Which styles and designers are close to your heart? Do you have a favourite building?


From the period between the two world wars, I need to mention Iván Kotsis. He designed the Limnological Institute in Tihany and the church in Balatonboglár but was even better known for his organisational and teaching activities. He was a leading professor of architecture at the University of Technology and also played an active role in the Balaton Executive Commission. He drew up model plans for holiday home builders and shaped the approach of local master builders in Boglár, where he spent his summers. His unique character had a serious influence on later generations. From the 1960s, I would point to chief architect Tibor Farkas, credited with the internationally prize-winning regional plan and the architectural character of the period.
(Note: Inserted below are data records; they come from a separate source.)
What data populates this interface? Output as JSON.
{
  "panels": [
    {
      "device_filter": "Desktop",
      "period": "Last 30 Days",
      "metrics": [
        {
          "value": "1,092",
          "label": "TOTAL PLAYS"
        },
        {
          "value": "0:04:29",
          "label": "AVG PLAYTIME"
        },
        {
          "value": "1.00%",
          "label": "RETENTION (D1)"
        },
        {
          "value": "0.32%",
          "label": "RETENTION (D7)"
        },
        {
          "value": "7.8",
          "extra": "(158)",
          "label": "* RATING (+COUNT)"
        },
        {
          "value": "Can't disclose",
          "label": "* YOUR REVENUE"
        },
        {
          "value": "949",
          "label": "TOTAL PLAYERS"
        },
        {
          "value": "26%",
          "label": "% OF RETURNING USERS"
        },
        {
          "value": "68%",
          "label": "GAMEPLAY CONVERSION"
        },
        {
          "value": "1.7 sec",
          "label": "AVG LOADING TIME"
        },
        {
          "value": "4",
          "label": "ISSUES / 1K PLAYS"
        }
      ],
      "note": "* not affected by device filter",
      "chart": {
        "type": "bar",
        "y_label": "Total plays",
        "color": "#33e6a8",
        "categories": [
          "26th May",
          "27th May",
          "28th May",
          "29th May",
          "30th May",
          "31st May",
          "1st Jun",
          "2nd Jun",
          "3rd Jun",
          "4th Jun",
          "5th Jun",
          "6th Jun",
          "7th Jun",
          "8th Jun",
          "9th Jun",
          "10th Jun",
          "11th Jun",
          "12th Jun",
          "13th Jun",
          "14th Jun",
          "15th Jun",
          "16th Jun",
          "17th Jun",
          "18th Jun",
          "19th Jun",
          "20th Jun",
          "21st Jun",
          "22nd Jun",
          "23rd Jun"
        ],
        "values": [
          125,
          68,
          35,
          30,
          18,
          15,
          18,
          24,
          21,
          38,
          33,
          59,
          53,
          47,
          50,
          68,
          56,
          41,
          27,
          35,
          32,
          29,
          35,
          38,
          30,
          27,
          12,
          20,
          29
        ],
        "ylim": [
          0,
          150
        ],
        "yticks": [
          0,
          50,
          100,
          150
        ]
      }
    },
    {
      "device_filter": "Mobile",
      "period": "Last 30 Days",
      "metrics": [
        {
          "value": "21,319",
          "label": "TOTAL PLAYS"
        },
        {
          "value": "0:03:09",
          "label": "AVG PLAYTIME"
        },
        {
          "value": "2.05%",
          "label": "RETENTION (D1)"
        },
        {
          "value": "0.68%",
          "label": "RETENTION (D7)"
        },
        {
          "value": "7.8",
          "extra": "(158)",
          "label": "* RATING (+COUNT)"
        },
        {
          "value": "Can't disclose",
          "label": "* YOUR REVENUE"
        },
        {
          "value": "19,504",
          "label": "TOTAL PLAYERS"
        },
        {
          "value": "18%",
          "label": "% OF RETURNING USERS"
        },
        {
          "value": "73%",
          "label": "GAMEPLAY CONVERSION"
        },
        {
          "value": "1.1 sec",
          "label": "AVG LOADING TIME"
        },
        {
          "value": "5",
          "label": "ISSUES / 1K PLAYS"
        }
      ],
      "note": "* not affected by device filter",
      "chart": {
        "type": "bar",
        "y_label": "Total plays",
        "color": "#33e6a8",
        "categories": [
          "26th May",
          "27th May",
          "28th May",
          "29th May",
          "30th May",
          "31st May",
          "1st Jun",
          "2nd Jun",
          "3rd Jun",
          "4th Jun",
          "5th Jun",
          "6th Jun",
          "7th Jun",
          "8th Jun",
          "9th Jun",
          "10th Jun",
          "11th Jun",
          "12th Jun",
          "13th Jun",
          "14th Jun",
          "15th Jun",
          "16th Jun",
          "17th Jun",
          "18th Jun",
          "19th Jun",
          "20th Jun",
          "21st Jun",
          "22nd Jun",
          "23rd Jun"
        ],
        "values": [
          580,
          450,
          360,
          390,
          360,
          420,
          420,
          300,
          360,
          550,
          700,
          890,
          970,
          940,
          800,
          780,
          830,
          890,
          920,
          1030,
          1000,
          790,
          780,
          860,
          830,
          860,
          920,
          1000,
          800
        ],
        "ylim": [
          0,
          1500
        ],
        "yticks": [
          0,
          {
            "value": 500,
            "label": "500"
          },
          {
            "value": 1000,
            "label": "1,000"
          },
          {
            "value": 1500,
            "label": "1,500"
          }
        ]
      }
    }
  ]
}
Like Kotsis, he also did outstanding organisational work. In addition to him, I would refer to his colleague, Károly Polónyi, who, as chief engineer of the south coast, designed the characteristic beach buildings with their V-shaped roofs, whose light, allegorical form long defined the lakefront landscape.

How do you feel about the current state of construction on Lake Balaton?


Thinking about the region as an ecological and social entity today is a very big question. Architecture is not simply a matter of creating a shape, but an interpretation of the location, the community, and the environment. Despite the increasing urbanisation of the lakeshore, it should be important to keep ecological and community values in mind. In this approach, the rehabilitation of the historic buildings featured in the book could be particularly important. Unfortunately, many of the twentieth-century buildings were built for seasonal use only, but this is also the reason for their inventive character, which is a key element of the lakeshore's identity. Many buildings have been demolished since or were lost in redevelopment to adapt to four-season use, and these light, playful forms are now gone. There is a need to rehabilitate the natural and built environment.

Excerpt from the book

Your research results continuously appear on national and international fora. What are your plans for the future? Is there another book in the pipeline?


Yes, I would like to continue elaborating on the architecture of Lake Balaton, to focus more on the architectural works and the different periods and sites. The holiday villages’ architectural patterns and urban characteristics make for fascinating reading. It would be worthwhile to present this research to the public in book form. The lakeside still holds many interesting questions, and they could help us better understand our history and our heritage and answer the questions of the present.